To the south of the lake rise other volcanoes, lying on the border of the fertile Maifeld, which gradually descends to the valley of Neuwied. Here, at the southern declivity of the group of volcanoes which surrounds the Laachersee, remarkably large streams of lava were ejected, covering the surface of the plateau with a thick layer. The largest of these streams is that from the Niedermendig, which consists of porous masses of nepheline lava. In the time of the Romans millstones were made from this mass of rock, and the industry is carried on now on a larger scale. It is a strange sight which meets one's eyes when, after descending through narrow passages, he finds himself in large, dark halls, from which the stone has been cut away, and in which there are well-like shafts. The stones are raised through these shafts by means of gigantic cranes and engines. Because of the rapid evaporation of the water in the porous stone, these vaults are always cool, winter and summer, and therefore they are used by several brewers as storehouses for their beer, which owes its fame to these underground halls.

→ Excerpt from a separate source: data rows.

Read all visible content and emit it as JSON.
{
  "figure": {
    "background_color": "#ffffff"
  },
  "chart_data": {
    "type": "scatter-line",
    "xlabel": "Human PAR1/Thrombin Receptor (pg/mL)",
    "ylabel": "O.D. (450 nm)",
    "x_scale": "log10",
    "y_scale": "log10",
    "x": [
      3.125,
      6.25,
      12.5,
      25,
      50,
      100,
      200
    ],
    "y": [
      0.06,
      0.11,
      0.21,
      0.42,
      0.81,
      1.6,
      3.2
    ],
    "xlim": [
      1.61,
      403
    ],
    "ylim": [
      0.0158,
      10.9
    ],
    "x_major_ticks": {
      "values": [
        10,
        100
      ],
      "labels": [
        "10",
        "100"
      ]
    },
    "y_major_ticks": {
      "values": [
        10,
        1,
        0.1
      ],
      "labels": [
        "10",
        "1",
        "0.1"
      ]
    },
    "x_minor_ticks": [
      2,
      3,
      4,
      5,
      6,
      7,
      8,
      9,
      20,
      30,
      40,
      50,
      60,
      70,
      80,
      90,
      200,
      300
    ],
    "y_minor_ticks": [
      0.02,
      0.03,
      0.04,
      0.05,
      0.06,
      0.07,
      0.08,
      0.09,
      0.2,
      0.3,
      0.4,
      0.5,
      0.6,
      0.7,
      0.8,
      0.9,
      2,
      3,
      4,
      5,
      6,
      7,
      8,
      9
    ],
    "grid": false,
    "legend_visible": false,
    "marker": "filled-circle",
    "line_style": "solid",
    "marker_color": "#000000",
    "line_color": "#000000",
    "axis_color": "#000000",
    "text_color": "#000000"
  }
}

Although the traces of former volcanic action are evident to the student of nature, the Rhine with its mild climate and luxuriant vegetation has covered many marks of the former chaotic state of the land. Very little of this beauty is seen on the higher and, therefore, more severe and barren mountains of the Western Eifel, through which a volcanic fissure runs from the foot of the high unhospitable Schneifel to Bertrich Baths, near the Moselle. From the ridge of the Schneifel the traveler from the north has his first glimpse of the still distant system of volcanoes. The most beautiful part of this portion of the Eifel is in the neighborhood of Dann and Manderscheid. Near the former rises a barren mountain with a long ridge, on each side of which is a deep basin. These are sunken craters, which now contain lakes, and near these two there is a third, larger lake, the Maar von Schalkemehren, on the cultivated banks of which we find a little village. The middle one, the Weinfelder Maar, is the most interesting for geologists, for there seems to have been scarcely any change here since the time of the eruption.
On the other side of the mountain lies the Gremundener Maar, the shores of which are not barren and waste land, like those of the middle lake, but it is surrounded by a dark wreath of woods whose tops are mirrored in the crystal water. Farther to the south, near the villages of Gillenfeld and Meerfeld, there are more lakes.

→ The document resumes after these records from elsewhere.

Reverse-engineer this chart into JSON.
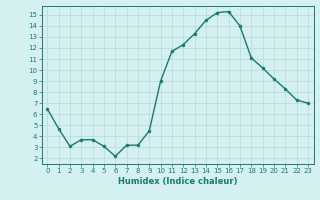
{
  "x": [
    0,
    1,
    2,
    3,
    4,
    5,
    6,
    7,
    8,
    9,
    10,
    11,
    12,
    13,
    14,
    15,
    16,
    17,
    18,
    19,
    20,
    21,
    22,
    23
  ],
  "y": [
    6.5,
    4.7,
    3.1,
    3.7,
    3.7,
    3.1,
    2.2,
    3.2,
    3.2,
    4.5,
    9.0,
    11.7,
    12.3,
    13.3,
    14.5,
    15.2,
    15.3,
    14.0,
    11.1,
    10.2,
    9.2,
    8.3,
    7.3,
    7.0
  ],
  "line_color": "#1a7a6e",
  "marker": "o",
  "marker_size": 2.0,
  "line_width": 1.0,
  "bg_color": "#d4f0f0",
  "grid_color": "#b8d8d8",
  "xlabel": "Humidex (Indice chaleur)",
  "xlim": [
    -0.5,
    23.5
  ],
  "ylim": [
    1.5,
    15.8
  ],
  "yticks": [
    2,
    3,
    4,
    5,
    6,
    7,
    8,
    9,
    10,
    11,
    12,
    13,
    14,
    15
  ],
  "xticks": [
    0,
    1,
    2,
    3,
    4,
    5,
    6,
    7,
    8,
    9,
    10,
    11,
    12,
    13,
    14,
    15,
    16,
    17,
    18,
    19,
    20,
    21,
    22,
    23
  ],
  "tick_color": "#1a7a6e",
  "label_color": "#1a7a6e",
  "axis_color": "#1a7a6e",
  "xlabel_fontsize": 6.0,
  "tick_fontsize": 5.0
}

The grandest picture of these ancient events is offered by the Mosenberg, near Manderscheid, a mighty volcano which commands an extensive view of the country. Two old craters lie on its double top, one of which has fallen in, forming a short rocky valley, but the other retains its original regular shape. In the circular funnel, whose walls consist of masses of lava stone, rests a quiet, black lake, that looks very mysterious to the wanderer. Only low juniper bushes grow near the crater, bearing witness to the barrenness of the land. From the foot of this mountain an immense stream of lava, as wide and deep as a glacier, broke forth and flowed into the valley, where the end of the stream is still to be seen in a high, steep wall of rock.THE "CHEESE GROTTO" AT BERTRICH BATHS.

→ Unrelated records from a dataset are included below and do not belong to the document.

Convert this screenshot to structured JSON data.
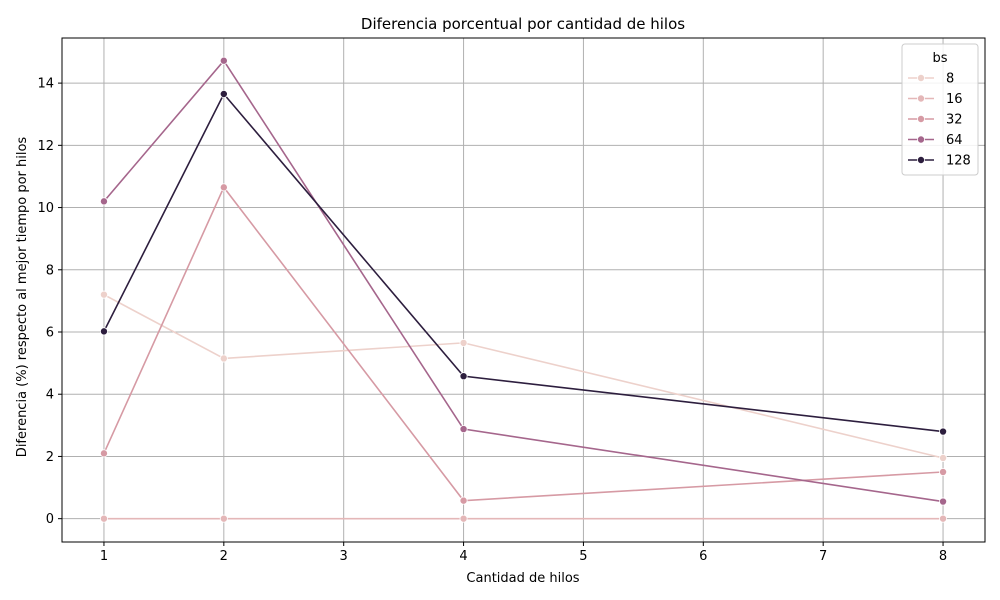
{
  "chart_data": {
    "type": "line",
    "title": "Diferencia porcentual por cantidad de hilos",
    "xlabel": "Cantidad de hilos",
    "ylabel": "Diferencia (%) respecto al mejor tiempo por hilos",
    "x": [
      1,
      2,
      4,
      8
    ],
    "xlim": [
      0.65,
      8.35
    ],
    "ylim": [
      -0.75,
      15.45
    ],
    "xticks": [
      "1",
      "2",
      "3",
      "4",
      "5",
      "6",
      "7",
      "8"
    ],
    "yticks": [
      "0",
      "2",
      "4",
      "6",
      "8",
      "10",
      "12",
      "14"
    ],
    "grid": true,
    "legend": {
      "title": "bs",
      "placement": "top-right"
    },
    "series": [
      {
        "name": "8",
        "color": "#edd1cb",
        "values": [
          7.2,
          5.15,
          5.65,
          1.95
        ]
      },
      {
        "name": "16",
        "color": "#e4b7b8",
        "values": [
          0.0,
          0.0,
          0.0,
          0.0
        ]
      },
      {
        "name": "32",
        "color": "#d69aa4",
        "values": [
          2.1,
          10.65,
          0.58,
          1.5
        ]
      },
      {
        "name": "64",
        "color": "#a5668c",
        "values": [
          10.2,
          14.72,
          2.88,
          0.55
        ]
      },
      {
        "name": "128",
        "color": "#2d1e3e",
        "values": [
          6.02,
          13.65,
          4.58,
          2.8
        ]
      }
    ]
  }
}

Similar sights are met all through this western volcanic region, and we can consider the mineral and acid springs, which are very numerous, as the last traces of the former disturbances, the products of the decomposition of the volcanic stones buried in the earth. At Bertrich Baths there are hot springs which were known to the Romans, for numerous antiquities dating from their time have been excavated here. Near these springs, at Bertrich, there is a "Cheese Grotto," which is a break through the foot of a stream of lava, the stones of which have not assumed the usual form of solidified columns, but have taken flat, round shapes which resemble the forms of cheeses.
Now we have completed our wanderings, which required only a few days, although they extended over this whole volcanic region, and which end here on the Moselle. - Ueber Land und Meer; Allgemeine Illustrirte Zeitung.